Iniziando da destra si susseguono:
San Melchiorre, (offerta da Melchiorre Sacchi);
San Luigi (offerta da Caterina Verona Fortis);
San Carlo (offerta dal conte Borromeo);
San Giuseppe (offerta da Francesca Scalini Ferrari);
Santa Elisabetta (offerta dalla Contessa Elisabetta Visconti Borromeo Ottolini);
San Domenico (offerta dalla signora Domenica Conelli);
San Sebastiano (offerta dal Conte Pirro Visconti);
Santa Caterina (offerta dalla contessa Caterina Lucini Passalacqua Visconti);
San Gaudenzio (offerta da Carlo Andrea Ferrari);
San Giovanni Battista (offerta da Giovanni Battista Zenoni).
Sono di Argenti anche i quattro angeli dei pennacchi dello sfondato dell’altare e dell’arco di ingresso all’invaso.

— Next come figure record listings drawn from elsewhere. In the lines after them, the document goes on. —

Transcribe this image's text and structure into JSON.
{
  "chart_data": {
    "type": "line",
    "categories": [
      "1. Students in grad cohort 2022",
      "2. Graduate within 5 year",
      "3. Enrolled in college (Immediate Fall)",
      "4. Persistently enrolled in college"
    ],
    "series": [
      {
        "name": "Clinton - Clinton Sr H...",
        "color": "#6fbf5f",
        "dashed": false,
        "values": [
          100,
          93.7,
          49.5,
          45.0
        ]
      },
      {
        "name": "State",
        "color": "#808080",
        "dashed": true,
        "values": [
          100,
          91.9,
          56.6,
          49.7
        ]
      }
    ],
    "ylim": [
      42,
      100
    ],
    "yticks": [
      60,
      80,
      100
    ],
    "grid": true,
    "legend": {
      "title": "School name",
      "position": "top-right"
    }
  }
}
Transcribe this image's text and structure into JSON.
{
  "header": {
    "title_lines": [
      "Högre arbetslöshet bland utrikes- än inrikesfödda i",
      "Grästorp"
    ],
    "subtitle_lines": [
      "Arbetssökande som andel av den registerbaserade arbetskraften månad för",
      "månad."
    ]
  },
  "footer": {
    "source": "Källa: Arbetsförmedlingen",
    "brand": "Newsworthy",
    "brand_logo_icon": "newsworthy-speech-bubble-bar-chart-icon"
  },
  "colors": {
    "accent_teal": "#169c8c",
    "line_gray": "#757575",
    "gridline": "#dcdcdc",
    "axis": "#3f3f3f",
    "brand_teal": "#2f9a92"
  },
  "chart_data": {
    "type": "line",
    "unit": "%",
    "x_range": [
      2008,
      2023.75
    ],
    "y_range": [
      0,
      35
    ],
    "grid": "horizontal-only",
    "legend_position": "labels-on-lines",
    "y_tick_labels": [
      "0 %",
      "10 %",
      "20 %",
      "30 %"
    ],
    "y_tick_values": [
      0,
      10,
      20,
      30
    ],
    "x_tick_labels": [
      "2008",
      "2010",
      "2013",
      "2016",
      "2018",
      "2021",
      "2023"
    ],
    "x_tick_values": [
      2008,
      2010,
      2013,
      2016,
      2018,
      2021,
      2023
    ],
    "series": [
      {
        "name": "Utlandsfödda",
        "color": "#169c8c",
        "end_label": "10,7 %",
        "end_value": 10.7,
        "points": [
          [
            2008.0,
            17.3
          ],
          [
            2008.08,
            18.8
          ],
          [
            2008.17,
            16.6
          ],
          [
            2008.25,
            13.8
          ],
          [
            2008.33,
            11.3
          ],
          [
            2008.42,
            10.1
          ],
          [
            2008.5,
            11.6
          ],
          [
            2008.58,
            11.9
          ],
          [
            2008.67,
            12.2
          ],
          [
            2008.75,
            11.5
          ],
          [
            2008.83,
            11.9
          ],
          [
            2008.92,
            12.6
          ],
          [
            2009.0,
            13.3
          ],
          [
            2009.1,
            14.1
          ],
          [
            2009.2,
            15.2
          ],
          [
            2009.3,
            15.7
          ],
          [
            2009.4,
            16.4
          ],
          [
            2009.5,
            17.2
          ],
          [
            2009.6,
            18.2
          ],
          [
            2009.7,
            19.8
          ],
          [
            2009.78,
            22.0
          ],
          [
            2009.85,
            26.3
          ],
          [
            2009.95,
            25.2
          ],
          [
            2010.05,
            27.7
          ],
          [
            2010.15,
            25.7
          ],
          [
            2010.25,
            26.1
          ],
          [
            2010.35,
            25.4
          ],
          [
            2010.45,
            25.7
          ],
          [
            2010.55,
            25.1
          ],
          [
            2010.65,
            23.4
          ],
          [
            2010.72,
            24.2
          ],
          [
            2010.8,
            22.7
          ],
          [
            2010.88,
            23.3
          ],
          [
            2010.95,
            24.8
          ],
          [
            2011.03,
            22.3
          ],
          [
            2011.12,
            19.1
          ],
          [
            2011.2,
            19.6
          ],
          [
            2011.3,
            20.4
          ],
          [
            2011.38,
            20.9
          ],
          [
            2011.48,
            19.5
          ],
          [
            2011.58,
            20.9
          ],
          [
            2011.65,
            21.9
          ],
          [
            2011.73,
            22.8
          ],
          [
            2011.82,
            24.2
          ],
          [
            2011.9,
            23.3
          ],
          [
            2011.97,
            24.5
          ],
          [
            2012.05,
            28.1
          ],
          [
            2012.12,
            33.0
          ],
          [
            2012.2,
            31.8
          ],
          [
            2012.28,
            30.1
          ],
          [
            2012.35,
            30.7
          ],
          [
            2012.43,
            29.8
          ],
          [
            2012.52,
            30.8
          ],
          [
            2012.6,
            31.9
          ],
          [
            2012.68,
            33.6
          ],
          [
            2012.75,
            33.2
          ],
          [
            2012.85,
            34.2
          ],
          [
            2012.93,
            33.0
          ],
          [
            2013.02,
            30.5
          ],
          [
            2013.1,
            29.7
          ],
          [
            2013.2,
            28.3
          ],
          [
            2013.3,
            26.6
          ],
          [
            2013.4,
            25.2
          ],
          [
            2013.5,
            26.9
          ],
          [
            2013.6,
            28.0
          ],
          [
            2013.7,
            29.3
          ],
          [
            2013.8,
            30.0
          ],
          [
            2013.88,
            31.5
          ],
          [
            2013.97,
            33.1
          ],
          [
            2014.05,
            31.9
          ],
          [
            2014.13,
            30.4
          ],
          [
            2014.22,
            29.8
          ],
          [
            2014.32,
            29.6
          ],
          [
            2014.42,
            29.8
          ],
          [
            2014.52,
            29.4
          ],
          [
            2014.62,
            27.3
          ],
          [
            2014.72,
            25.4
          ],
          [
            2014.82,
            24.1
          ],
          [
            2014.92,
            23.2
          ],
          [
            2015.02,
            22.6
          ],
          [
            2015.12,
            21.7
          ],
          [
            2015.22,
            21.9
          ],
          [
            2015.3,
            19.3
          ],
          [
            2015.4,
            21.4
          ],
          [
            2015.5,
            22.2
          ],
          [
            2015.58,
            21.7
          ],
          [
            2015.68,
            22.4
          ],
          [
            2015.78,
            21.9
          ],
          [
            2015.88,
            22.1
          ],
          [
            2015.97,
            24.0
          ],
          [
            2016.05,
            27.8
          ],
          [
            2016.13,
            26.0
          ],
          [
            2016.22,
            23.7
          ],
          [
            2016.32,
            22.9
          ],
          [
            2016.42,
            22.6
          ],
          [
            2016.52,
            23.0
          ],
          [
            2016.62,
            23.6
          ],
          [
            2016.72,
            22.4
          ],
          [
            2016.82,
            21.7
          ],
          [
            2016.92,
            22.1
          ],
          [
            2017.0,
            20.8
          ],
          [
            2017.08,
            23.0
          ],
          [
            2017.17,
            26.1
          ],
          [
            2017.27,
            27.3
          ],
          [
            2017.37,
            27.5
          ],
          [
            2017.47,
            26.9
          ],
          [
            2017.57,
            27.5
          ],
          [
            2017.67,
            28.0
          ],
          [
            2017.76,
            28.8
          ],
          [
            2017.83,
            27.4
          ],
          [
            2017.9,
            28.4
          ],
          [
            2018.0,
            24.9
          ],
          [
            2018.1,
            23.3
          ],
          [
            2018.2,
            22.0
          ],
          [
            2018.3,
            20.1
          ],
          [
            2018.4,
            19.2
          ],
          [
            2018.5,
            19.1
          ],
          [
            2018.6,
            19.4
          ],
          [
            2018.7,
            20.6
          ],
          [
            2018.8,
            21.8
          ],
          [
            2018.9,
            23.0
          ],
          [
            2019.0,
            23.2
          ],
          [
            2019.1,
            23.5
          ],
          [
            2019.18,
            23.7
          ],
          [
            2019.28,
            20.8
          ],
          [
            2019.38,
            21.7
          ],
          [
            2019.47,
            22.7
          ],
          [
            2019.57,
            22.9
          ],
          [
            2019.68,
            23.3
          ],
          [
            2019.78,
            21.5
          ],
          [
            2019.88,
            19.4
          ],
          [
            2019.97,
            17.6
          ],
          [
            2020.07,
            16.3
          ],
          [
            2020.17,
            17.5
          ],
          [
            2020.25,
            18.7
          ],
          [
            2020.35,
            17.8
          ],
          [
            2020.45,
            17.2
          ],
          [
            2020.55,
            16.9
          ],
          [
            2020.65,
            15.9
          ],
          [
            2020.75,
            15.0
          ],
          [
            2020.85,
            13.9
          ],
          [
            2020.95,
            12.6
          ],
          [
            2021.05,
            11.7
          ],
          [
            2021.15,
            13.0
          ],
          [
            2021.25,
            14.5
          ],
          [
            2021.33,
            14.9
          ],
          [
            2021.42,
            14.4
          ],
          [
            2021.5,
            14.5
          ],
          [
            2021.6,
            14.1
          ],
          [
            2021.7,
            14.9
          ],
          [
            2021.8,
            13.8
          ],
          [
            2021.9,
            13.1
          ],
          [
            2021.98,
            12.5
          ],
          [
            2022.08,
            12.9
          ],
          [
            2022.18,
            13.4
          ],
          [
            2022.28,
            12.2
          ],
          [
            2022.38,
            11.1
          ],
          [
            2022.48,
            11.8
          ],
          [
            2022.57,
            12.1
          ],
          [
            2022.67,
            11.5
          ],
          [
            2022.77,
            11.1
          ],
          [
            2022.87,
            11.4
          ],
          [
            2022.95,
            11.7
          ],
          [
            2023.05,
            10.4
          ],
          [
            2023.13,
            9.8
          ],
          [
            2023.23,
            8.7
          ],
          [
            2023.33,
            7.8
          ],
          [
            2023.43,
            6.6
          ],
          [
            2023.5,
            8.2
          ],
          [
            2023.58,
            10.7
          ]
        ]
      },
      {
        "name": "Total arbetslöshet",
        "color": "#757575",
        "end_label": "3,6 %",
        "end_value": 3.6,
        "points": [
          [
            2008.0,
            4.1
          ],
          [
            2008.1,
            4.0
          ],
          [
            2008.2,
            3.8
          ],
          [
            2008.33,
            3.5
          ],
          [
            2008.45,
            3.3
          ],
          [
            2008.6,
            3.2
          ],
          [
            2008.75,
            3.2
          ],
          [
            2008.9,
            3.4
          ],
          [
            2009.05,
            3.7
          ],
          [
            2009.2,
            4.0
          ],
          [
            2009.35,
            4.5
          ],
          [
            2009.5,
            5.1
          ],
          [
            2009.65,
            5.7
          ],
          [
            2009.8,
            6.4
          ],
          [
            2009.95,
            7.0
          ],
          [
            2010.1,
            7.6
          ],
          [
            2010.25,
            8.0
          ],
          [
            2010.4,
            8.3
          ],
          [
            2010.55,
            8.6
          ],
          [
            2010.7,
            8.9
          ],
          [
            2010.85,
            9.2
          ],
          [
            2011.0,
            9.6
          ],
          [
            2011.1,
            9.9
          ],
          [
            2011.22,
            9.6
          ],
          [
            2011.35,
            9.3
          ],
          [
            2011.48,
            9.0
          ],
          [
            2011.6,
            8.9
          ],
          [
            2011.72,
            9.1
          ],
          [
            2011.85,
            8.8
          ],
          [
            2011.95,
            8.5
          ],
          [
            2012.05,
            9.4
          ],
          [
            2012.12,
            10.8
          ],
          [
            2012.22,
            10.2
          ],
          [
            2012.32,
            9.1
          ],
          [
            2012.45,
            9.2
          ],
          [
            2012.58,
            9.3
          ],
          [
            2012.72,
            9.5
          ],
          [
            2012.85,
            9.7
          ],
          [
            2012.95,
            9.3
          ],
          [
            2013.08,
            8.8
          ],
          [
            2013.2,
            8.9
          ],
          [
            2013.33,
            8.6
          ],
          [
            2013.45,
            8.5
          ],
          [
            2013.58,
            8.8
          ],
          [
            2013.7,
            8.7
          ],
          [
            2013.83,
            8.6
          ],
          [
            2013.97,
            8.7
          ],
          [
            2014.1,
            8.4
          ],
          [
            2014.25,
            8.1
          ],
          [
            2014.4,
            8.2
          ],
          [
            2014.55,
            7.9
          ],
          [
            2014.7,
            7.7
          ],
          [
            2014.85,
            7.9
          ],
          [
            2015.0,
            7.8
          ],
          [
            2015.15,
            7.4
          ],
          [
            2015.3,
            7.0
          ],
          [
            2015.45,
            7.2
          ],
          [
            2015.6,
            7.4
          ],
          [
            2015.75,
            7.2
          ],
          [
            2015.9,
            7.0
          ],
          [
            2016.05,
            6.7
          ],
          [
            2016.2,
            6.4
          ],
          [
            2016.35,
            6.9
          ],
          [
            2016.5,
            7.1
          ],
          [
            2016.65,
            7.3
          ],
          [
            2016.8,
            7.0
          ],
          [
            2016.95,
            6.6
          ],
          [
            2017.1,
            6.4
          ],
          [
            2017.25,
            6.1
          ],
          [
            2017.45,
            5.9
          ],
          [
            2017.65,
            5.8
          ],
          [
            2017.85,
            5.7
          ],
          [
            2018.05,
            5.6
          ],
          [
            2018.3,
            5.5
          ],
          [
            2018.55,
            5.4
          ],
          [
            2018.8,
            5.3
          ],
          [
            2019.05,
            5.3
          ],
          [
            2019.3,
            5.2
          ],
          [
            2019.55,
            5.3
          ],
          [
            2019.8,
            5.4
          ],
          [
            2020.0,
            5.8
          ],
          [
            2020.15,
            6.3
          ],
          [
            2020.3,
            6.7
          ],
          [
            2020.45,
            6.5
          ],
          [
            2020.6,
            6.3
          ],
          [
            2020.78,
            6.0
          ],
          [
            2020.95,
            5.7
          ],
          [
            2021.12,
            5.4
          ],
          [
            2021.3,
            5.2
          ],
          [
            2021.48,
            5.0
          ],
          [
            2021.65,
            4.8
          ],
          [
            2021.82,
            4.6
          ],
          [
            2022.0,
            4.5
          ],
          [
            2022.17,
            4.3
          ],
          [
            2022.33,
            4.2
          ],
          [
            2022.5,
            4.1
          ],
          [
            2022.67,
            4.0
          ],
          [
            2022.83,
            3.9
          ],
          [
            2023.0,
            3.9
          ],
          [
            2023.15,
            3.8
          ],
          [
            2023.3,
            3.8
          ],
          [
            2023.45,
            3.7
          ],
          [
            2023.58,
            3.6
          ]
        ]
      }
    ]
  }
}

I dieci bassorilievi in stucco bianco, che coronano le specchiature, sono commissionati allo stesso Argenti il 29 novembre 1847. Come si legge in alcune memorie lasciate dall’artista rappresentano:
1) Congresso dell’Imperatore per la persecuzione dei cristiani;
2) Ordine dell’arresto del Santo;
3) Arresto del Santo nella cella;
4) Il Santo davanti al giudice;
5) Pene di strazi per convertirlo agli dei pagani;
6) Altro martirio;
7) Il Santo in carcere visitato da un angelo e confortato che presto avrà acquistato il Paradiso;
8) Il martirio del Santo che lo conduce a morte e l’anima che sale al cielo per essere fregiata di palma e corona de martiri;
9) I Cristiani trovato il corpo del Santo cercano di sottrarlo dalle guardie dell’imperatore;
10) Il Santo portato nelle catacombe viene depositato in un’urna come altri cristiani.

Il “marmorino” Stefano Bossi nel 1849 realizza l’altare con le balaustre. Nel progetto Antonelli ripropone la stessa forma a tempietto, di ascendenza zanojana, già impiegata nella sua prima opera giovanile datata 1821: l’altare dell’oratorio di San Rocco in centro al paese.
L’intagliatore Bosio di Torino esegue l’urna in legno dorato; nel settembre il pittore Giuseppe Raineri dipinge in stucco lucido le pareti e Giovanni Maggi indora i capitelli “di lucido e smorto”.

L’11 agosto 1850 la Rotonda è inaugurata con la traslazione solenne delle reliquie del Santo.